Years ago when I first joined LinkedIn, I was diligent about only accepting requests to connect from people I knew: friends from high school and college, work colleagues and contacts I had interviewed for articles.
But as time passed and pending requests to connect mounted, I got complacent. Hitting the “Accept” button was a lot easier than discerning whether I knew someone or whether I wanted him or her as part of my network.
At that time, increasing my number of contacts was more important than the quality of my contacts—a bragging point akin to Facebook friends and Twitter followers. I wasn’t taking LinkedIn seriously.

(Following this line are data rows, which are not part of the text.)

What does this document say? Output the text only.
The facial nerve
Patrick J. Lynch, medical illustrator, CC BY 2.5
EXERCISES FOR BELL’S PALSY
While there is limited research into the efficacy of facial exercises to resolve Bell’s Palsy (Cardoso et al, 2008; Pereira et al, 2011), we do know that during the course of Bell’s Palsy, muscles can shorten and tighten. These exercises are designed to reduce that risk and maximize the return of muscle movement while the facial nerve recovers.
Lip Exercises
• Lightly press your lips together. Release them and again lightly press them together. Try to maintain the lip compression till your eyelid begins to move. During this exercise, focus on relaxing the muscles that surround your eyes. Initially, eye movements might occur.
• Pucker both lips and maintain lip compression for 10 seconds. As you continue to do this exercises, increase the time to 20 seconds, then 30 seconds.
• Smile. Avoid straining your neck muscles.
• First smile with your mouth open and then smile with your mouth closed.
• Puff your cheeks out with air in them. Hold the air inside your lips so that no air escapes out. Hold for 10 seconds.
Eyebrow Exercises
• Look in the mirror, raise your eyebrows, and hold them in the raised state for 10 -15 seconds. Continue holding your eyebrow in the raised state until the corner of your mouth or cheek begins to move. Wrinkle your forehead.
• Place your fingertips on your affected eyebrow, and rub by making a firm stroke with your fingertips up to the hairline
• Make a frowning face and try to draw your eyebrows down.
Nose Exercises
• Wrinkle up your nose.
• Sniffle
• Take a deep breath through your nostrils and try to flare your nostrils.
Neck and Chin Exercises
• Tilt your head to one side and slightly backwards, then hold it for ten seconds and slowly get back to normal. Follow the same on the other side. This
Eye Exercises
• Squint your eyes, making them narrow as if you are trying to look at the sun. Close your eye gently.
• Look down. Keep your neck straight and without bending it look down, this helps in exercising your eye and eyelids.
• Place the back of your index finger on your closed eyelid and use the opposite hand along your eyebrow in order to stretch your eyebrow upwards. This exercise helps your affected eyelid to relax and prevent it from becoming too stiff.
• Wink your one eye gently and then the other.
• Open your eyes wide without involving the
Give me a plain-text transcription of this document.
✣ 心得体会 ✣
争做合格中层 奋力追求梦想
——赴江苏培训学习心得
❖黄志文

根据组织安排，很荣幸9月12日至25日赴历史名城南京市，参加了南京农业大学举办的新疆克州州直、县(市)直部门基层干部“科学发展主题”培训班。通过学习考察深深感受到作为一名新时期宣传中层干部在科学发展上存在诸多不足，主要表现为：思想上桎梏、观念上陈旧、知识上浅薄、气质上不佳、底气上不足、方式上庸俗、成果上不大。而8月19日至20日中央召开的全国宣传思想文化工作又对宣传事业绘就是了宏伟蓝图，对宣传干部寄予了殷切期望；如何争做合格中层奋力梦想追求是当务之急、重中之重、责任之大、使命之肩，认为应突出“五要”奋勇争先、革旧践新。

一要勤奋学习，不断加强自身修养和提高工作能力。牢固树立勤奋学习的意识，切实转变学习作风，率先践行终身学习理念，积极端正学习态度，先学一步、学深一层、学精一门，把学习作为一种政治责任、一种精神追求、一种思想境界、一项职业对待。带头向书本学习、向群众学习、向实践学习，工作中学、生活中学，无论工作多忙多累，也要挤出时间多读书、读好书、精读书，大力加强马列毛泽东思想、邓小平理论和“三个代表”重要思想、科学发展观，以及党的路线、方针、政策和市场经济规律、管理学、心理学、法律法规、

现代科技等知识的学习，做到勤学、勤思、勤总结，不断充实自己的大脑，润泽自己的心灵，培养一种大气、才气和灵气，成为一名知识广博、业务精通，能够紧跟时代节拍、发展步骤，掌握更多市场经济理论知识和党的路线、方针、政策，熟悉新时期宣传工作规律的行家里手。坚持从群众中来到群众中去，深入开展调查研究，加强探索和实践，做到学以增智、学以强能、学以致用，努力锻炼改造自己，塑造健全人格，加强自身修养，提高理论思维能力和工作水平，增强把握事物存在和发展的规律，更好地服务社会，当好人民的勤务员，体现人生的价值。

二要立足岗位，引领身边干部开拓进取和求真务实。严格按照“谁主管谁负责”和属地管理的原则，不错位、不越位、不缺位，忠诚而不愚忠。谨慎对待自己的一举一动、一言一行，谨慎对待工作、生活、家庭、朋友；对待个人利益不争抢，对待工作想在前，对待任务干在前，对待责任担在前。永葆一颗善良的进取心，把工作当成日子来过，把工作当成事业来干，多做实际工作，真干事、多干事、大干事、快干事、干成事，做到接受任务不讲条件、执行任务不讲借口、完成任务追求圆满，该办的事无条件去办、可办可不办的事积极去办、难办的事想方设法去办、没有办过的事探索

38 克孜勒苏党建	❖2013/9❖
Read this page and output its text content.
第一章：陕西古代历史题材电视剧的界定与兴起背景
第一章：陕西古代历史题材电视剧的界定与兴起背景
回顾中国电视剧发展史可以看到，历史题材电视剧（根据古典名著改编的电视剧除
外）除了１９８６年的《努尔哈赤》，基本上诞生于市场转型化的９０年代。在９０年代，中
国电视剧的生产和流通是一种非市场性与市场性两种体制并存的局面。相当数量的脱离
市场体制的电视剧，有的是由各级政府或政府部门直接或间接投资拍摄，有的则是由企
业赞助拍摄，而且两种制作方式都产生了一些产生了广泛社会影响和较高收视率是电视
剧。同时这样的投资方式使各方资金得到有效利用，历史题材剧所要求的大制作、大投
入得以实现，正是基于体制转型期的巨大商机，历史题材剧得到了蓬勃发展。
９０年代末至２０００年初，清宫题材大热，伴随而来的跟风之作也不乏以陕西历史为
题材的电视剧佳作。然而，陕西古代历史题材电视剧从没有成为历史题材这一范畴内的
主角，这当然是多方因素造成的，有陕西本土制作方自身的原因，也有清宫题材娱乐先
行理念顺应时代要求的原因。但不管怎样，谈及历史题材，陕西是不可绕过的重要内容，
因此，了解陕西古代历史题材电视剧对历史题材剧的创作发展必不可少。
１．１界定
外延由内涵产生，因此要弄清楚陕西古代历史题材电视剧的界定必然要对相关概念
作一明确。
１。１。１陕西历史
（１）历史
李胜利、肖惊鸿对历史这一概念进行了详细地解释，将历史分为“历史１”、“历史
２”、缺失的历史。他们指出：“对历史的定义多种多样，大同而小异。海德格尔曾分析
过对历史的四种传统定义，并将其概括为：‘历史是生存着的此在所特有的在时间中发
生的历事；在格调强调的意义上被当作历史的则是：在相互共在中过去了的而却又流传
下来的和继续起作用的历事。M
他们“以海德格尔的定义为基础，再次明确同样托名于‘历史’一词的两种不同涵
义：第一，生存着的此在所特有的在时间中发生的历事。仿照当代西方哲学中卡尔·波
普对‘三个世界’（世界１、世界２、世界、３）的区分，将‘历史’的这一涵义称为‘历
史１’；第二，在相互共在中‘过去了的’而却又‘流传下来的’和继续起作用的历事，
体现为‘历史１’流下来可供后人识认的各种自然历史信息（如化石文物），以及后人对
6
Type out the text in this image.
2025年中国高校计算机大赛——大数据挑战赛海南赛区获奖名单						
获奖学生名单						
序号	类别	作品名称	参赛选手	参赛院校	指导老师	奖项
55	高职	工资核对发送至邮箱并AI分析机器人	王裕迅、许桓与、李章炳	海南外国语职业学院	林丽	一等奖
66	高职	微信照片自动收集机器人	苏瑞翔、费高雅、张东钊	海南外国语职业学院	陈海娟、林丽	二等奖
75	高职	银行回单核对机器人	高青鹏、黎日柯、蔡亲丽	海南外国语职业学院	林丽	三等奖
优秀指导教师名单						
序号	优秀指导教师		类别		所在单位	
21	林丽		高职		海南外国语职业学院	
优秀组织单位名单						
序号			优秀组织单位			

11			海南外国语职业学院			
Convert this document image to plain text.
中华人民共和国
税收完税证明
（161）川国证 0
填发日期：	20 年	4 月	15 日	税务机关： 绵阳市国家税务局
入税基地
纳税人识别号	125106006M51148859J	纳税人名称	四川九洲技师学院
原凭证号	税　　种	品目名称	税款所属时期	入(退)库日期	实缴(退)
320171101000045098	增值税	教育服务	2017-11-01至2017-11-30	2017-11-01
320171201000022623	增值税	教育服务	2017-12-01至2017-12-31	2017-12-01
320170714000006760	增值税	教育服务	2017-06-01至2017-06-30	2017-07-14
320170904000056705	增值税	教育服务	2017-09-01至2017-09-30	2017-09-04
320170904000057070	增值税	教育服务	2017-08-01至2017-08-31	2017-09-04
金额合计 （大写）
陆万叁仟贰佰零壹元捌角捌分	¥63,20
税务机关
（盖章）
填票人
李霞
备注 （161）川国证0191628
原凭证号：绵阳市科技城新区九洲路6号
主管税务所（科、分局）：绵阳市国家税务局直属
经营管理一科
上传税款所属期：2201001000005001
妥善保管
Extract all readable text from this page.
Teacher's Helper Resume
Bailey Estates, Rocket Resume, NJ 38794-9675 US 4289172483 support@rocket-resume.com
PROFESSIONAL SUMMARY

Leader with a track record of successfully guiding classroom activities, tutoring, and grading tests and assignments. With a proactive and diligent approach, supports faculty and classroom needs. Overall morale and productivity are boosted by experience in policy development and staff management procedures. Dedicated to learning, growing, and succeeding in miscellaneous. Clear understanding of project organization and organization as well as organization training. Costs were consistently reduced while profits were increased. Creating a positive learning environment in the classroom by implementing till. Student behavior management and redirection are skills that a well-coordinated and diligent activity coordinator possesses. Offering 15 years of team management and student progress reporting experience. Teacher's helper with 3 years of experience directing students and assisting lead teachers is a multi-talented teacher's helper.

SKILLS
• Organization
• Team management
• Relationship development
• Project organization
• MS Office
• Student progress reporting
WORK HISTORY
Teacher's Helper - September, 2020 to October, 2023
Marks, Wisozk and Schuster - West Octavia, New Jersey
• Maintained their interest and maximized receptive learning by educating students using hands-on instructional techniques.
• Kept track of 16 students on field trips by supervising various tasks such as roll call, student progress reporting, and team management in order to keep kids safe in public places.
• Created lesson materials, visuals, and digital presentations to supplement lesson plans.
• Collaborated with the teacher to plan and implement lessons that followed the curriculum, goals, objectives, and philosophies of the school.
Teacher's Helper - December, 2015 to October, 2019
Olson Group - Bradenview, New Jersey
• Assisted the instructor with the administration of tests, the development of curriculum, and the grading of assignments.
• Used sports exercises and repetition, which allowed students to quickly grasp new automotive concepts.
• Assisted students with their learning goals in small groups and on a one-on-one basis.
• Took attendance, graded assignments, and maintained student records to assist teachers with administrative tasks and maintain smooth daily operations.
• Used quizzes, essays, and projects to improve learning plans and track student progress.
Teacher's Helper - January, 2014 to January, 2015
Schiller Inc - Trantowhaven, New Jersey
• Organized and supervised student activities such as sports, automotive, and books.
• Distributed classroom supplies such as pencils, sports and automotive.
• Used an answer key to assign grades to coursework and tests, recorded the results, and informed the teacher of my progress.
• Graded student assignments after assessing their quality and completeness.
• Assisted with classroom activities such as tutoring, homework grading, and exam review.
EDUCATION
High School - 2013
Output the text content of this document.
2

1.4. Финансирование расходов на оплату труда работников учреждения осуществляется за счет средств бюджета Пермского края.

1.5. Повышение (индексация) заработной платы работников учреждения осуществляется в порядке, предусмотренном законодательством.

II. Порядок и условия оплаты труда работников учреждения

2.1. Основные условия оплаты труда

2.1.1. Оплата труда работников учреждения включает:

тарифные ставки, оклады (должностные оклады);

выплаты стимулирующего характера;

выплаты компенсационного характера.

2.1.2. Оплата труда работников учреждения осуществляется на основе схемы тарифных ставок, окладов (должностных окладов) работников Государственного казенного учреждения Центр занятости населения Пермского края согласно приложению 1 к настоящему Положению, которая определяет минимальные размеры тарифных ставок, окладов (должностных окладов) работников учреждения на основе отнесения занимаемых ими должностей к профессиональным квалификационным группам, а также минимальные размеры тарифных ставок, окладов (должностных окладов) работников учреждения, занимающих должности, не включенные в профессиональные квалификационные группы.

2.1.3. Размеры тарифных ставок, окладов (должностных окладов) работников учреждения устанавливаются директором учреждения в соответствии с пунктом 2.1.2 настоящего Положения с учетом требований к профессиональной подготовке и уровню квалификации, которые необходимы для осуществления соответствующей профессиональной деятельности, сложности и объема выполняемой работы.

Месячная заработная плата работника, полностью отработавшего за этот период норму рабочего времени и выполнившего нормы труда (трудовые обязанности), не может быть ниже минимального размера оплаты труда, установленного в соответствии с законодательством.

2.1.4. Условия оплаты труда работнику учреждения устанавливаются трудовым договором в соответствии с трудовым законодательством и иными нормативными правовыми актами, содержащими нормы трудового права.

But now, according to the site, I have 328 connections. A third of those, at least, I’ve probably never met nor worked with. But is there really any harm in having a broad, diverse network?
Possibly, according to LinkedIn Connection Director Nicole Williams.
“LinkedIn is about relationships that reflect who you are as a professional,” she says. “You have to be discerning about who’s in your Rolodex. You should be able to call any one of them for an opportunity, ask them legitimate career questions, and have some semblance of a relationship with them.”
Martin Lieberman, who tweeted the message above, echoes Williams’ sentiments. “By connecting [on LinkedIn] I essentially open my Rolodex of connections to you. And if we don’t really know each other, then how am I supposed to vouch for you when you contact someone in my network?” he says. “It lessens my credibility and my reputation.”
But—to complicate things a bit—just because you’ve never met nor worked with a connection doesn’t mean you should automatically deny all requests.
For connections you don’t know personally, Williams says it’s wise to take into account the person’s extended network before clicking the “Ignore” button. “It’s the bird-of-a-feather phenomenon,” she says. “Sometimes I’ll look at someone’s connections to see who they’re connected with, and if they have good connections or we have people in common, they have more value to me.”
And if you’re looking to connect with a person who may not remember you or is someone you’ve never met, Martin recommends adding a message to the invitation suggesting why you should connect or what the connection might be. All very good advice.
I’ve gone through stages of cleaning up my Facebook friends list as my priorities changed: Some classmates from college got the boot while other friends have been moved to a Limited Profile list. That same sort of attention should be placed on your LinkedIn network, too. Review your connections, determine their value and make decisions about who should stay and who should go.